Je ne me suis pas résignée pour autant à abandonner mes idéaux. Depuis mon arrivée dans l’entreprise, j’ai commencé à suggérer des pratiques plus durables et respectueuses de l’environnement. J’ai par exemple proposé des alternatives écoresponsables dans la sélection des matériaux, dans les processus de construction et dans la gestion des déchets…
Bien sûr ce n’est pas toujours facile de faire entendre ma voix dans ce milieu où l’écologie est souvent reléguée au second plan. Mais je persévère, car je suis convaincue que chaque petite initiative peut faire une différence.
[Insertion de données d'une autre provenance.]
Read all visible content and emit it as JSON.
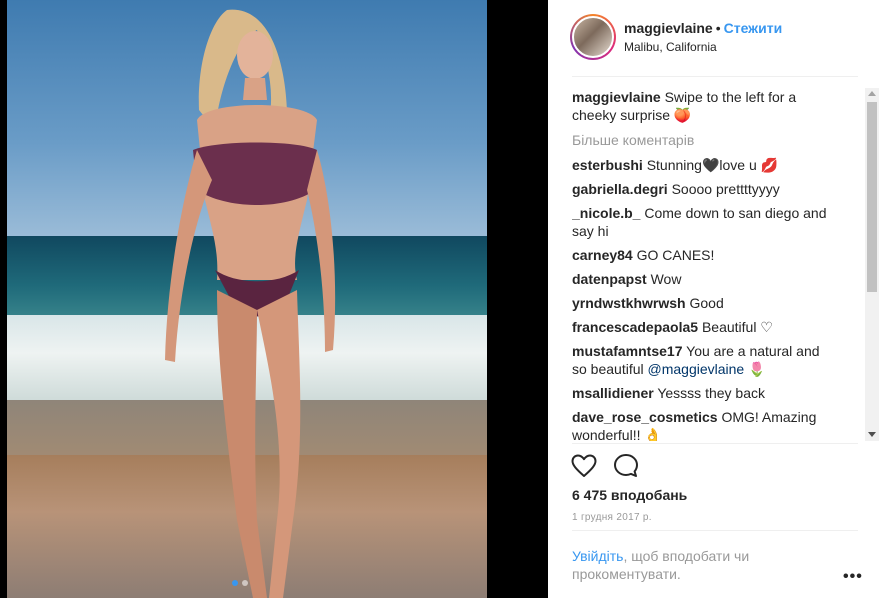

Petit à petit, je sens que je réussis à sensibiliser certaines personnes dans l’entreprise et à mettre en place des pratiques plus durables sur certains projets.
Parallèlement, je continue de regarder régulièrement les offres d’emploi dans le secteur de l’ingénierie verte. Je participe à des événements de réseautage et je suis à l’affût des projets qui partagent mes valeurs. Je reste déterminée à ne pas renoncer à mes convictions. Je sais que mon parcours professionnel peut prendre du temps avant d’être parfaitement aligné avec mes aspirations, mais je suis convaincue que chaque étape que je franchis dans mon entreprise actuelle me rapproche de cet objectif.
Si d’autres personnes sont dans le même cas que moi, je veux qu’elles sachent que leur engagement peut inspirer d’autres personnes au sein de leur entreprise et contribuer à promouvoir des changements positifs, même dans des environnements professionnels moins sensibles aux enjeux environnementaux.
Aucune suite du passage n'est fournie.